Julie Palmer, Partner at Begbies Traynor, said: “Despite some optimism as we entered the new year, 2024 has so far been characterised by a continuation of the same pressures that plagued companies in the UK throughout 2023.

“Since the pandemic, hundreds of thousands of UK businesses depleted their financial reserves and loaded their balance sheets with increasingly unaffordable debt which for many may simply be too great to bear.

“As with the prior quarter, the picture is particularly concerning in the consumer facing sectors. We are starting to see this translate into larger companies entering insolvency, a trend that I expect to continue while consumer confidence remains uncertain. On top of that, the higher levels of financial distress in bellwether sectors such as real estate and construction point to a troubled UK economy.

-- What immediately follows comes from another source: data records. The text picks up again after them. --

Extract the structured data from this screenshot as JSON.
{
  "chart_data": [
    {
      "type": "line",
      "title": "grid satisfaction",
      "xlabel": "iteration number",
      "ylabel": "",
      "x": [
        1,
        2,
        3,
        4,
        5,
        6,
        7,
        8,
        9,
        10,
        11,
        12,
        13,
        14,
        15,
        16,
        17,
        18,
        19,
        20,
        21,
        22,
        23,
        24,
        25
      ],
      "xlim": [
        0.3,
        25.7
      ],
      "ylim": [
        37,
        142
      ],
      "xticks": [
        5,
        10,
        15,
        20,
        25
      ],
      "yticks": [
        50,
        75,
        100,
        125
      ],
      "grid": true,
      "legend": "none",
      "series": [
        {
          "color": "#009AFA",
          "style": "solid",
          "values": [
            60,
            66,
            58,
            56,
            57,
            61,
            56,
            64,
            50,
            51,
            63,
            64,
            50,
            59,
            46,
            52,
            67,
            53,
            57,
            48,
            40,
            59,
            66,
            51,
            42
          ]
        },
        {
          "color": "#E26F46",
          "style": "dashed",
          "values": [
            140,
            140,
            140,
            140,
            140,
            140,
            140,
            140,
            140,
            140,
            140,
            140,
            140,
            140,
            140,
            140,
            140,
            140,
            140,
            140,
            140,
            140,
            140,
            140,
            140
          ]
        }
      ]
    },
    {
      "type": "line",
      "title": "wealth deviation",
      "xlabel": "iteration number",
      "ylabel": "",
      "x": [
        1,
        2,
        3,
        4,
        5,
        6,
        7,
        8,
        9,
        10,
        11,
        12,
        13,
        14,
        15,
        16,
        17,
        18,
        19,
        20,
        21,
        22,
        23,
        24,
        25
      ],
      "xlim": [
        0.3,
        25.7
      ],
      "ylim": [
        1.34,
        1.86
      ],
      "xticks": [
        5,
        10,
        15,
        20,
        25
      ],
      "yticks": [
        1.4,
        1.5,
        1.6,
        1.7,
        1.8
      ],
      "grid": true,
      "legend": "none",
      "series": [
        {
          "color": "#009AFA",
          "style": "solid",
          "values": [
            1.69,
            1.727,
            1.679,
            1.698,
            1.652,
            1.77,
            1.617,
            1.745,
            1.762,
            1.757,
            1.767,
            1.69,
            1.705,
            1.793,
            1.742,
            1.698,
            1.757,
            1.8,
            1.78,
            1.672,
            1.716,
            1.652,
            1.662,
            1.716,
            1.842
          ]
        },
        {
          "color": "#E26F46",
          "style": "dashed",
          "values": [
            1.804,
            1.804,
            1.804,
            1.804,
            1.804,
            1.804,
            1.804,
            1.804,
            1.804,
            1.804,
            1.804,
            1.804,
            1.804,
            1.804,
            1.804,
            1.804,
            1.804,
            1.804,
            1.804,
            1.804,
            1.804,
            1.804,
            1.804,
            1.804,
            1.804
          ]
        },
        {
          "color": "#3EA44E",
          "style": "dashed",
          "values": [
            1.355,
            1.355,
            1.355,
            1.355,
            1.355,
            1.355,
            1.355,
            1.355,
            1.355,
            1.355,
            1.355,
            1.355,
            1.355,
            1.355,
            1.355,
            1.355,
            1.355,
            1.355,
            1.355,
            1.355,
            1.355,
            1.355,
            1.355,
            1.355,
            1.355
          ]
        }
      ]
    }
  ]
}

“Right now, many companies will be pinning their hopes on a meaningful cut to interest rates later this year, but the Bank of England continues to be hawkish, so it is unlikely to make a cut in the near-term given inflation is still higher than expected.

“All of this means that these pressures are here to stay, and I fear this will result in thousands of businesses failing in the coming months as the constant pressures will become too great for many.”

Ric Traynor, Executive Chairman of Begbies Traynor, commented: “We are three months into 2024 and the considerable economic challenges facing many companies up and down the UK show no immediate sign of abating. The macroeconomic conditions that made last year so difficult have continued to exert unrelenting pressure on corporate balance sheets.


“Consequently, our own red flag data shows a marked increase in British firms moving towards insolvency compared to the same period last year.


“Growing geopolitical instability is compounding this problem and impairing the UK economy’s ability to pick up some much-needed momentum post-pandemic. The UK economy is in a precarious enough position as it is, and further instability could cause fuel prices to rise markedly, increasing inflation and slowing the appetite for the predicted cuts to interest rates.


“Unfortunately, there’s no quick fix for our economy and with inflation falling slower than expected, hope of the Bank of England cutting interest rates significantly in the near future seems to be fading.


“Sadly, the pressing issues facing businesses today will simply push many over the edge and contribute to the current high level of UK corporate insolvencies.”